Adding any form of non-volatile solute to the liquid increases its boiling point and we call it elevation in boiling point. The amount by which the boiling point elevates depends directly on the amount of solute added.
Let us suppose $T_b^0$ is the boiling point temperature of pure liquid and ${T_b}$ is the boiling point of mixture, then we can state that $\Delta {T_b} = {K_b} \times m$ where ${K_b}$ is the molal elevation or ebullioscopy constant that depends on solvent, m is the molality and $\Delta {T_b} = T_b^0 - {T_b}$ i.e. elevation in boiling point.
From the problem, we see that $2\%$ solution by weight of urea means that 2 grams of urea is present in 100ml solution, so the mass of the solvent now becomes 98 grams. Molality can be calculated by the below formula:
$molality = \dfrac{{given\,\,mass/molar\,\,mass}}{{mass\,\,of\,\,solvent(in\,\,kg)}}$
Putting the values in it, we get
$molality = \dfrac{{2/60}}{{0.098}} = 0.34m$
Now calculating ${K_b}$ from $\Delta {T_b} = {K_b} \times m$ as we are provided $\Delta {T_b} = 0.18$
$0.18 = {K_b} \times 0.34$ or ${K_b} = 0.529$
Latent heat of vaporization is related to elevation in boiling point by the following formula:
${K_b} = \dfrac{{RT{{_b^0}^{^2}}}}{{1000{L_v}}}$ where R is the universal gas constant and ${L_v}$ is the latent heat of vaporization.

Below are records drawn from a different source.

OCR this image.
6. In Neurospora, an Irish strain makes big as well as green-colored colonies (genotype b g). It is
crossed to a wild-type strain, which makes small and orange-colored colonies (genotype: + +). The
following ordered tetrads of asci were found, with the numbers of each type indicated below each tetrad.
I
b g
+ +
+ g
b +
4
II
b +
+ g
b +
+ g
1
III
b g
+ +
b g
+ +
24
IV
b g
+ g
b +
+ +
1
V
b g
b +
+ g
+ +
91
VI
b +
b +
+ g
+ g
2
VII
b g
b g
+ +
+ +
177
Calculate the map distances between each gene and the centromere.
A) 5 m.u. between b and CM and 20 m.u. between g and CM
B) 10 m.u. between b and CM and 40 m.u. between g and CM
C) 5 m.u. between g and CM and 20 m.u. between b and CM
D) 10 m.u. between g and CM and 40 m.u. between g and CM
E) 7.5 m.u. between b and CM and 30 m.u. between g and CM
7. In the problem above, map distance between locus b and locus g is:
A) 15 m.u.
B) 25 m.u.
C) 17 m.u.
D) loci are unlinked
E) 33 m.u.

Now ${L_v} = \dfrac{{RT{{_b^0}^{^2}}}}{{1000{K_b}}}$ , putting the values in it, we get
${L_v} = \dfrac{{2 \times {{(373.15)}^2}}}{{1000 \times 0.529}}$
$\therefore$ ${L_v} = 525.8\,\,cal/g$

Hence, the correct option is (C).

Note:
There is one basic formula of latent heat of vaporisation in case we are given the mass of substance in kilograms and energy in joules, then latent heat of vaporisation in $J/Kg$ can be calculated by using this formula: $E = m \times {L_v}$.